If you load, or have someone load for you, you can keep the velocity down and prolong barrel life. If you're not shooting ground squirrels, and only shooting for fun at paper or the occasional coyote, it shouldn't be a problem.

Pete


----------



## deeker (Dec 18, 2010)

Pete, your rifle has been on my home turf.

For what that is worth.

I love shooting 'yotes with the .220 Swift too. Played with the .17 Remington, but not enough juice for 300-400+ yard shots for 'yotes.

I don't even need to mention the wind drift problem with the .17's.

Kevin


----------



## ShoerFast (Dec 18, 2010)

I have nothing against any of the WSM or the WSSM's, but won't drink the look-aid when it comes to how much better it is then traditional Chamberings. (some want to say there is some kind of magic in shorter)

Reloading is the way to go. Take your pick of bullets, an easy dozen different powders that will scream performance. its all good!

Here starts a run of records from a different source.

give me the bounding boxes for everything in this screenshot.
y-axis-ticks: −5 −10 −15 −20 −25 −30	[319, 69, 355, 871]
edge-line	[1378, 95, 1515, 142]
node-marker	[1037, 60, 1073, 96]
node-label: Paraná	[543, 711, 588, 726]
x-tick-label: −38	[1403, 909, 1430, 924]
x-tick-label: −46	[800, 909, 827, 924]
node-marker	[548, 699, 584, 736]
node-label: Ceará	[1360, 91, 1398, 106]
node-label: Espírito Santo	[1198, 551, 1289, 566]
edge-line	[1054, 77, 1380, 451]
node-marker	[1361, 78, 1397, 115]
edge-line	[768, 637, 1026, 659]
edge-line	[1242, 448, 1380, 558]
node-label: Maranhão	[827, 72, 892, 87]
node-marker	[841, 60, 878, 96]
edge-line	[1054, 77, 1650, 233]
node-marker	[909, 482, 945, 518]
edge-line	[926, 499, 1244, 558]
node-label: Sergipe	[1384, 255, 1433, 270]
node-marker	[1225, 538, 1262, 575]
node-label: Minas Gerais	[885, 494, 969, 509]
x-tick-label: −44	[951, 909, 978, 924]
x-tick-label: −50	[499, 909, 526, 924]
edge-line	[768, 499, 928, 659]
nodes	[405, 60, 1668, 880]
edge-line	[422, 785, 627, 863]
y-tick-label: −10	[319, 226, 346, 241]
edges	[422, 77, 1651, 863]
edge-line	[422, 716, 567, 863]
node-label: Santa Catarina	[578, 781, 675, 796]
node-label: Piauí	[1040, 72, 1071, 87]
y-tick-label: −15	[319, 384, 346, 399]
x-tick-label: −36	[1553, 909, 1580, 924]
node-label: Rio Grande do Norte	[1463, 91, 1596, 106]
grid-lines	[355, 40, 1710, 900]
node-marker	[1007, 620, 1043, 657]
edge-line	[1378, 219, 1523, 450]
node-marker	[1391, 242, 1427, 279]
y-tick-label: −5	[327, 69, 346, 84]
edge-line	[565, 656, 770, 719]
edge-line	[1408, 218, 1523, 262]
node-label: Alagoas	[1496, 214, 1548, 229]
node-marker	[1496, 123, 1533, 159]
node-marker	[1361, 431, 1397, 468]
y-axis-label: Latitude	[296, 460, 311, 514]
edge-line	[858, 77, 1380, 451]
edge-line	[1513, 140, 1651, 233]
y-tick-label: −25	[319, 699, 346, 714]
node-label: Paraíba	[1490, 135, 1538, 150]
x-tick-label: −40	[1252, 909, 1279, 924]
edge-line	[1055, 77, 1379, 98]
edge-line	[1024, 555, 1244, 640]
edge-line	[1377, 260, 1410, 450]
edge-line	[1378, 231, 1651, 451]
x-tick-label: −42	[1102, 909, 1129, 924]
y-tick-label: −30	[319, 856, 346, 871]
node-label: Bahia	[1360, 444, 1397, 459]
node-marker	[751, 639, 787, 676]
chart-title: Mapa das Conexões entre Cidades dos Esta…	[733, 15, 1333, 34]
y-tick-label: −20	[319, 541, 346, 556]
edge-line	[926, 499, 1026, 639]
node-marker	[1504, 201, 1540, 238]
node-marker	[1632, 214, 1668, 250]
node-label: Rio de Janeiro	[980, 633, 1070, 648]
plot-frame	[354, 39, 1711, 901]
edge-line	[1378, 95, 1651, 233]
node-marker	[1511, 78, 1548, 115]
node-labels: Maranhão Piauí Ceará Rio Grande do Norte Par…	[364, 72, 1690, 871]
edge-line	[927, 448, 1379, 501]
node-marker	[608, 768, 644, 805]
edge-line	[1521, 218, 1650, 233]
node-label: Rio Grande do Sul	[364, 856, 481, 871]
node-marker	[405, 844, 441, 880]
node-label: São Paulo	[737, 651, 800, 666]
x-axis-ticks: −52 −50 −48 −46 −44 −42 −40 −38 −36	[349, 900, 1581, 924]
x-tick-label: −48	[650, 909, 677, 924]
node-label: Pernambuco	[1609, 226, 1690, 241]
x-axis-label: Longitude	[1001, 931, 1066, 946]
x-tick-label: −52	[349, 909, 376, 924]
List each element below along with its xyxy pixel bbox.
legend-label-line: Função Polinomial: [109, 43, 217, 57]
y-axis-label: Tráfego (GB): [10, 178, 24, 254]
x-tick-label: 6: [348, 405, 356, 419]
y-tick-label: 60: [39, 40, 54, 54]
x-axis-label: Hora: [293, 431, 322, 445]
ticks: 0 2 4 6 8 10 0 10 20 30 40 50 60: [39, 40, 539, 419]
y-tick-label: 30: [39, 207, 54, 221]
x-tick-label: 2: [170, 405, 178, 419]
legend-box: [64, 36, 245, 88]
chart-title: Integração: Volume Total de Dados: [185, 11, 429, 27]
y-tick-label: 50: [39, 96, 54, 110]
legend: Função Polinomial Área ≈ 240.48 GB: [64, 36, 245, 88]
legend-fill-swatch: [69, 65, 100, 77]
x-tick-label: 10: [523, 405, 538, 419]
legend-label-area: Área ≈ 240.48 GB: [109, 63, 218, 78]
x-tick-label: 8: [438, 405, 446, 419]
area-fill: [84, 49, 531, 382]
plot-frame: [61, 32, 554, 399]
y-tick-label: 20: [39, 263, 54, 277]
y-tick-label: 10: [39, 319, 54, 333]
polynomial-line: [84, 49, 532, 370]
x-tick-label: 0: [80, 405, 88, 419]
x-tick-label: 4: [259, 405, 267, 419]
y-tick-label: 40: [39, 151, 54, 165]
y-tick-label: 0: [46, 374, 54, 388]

Did not place in the 2010 Song Dog Challenge (coyote competition) but invited again for 2011 hunt! That rifle would be among the best of the best choice. 

Have fun with it!


----------



## homelitejim (Dec 18, 2010)

1 in 12 twist for bullets under 40 grain
1 in 10 twist for bullets 40 to 50 grain
1 in 9 twist for bullets 50 to 63 grain
1 in 8 twist for bullets 60 to 70 grain
1 in 7 twist for bullets over 70 grain

If you plan on keeping this gun as a collector do not fire it. The 223 wssm has a tendency to erode the throat of the barrel, plus firing any firearm will decrease the value. If you have to kill coyotes pick up something in 223 or 22-250 most of these caliber rifles can be had for under $300. OR.......


----------



## atvguns (Dec 18, 2010)

You have the twist rate all wrong the heavier the bullet the faster you have to spin it to make it stabilize


----------



## homelitejim (Dec 19, 2010)

Fixed the numbers how they should be, guess my dyslexia was acting up on that one. lol


----------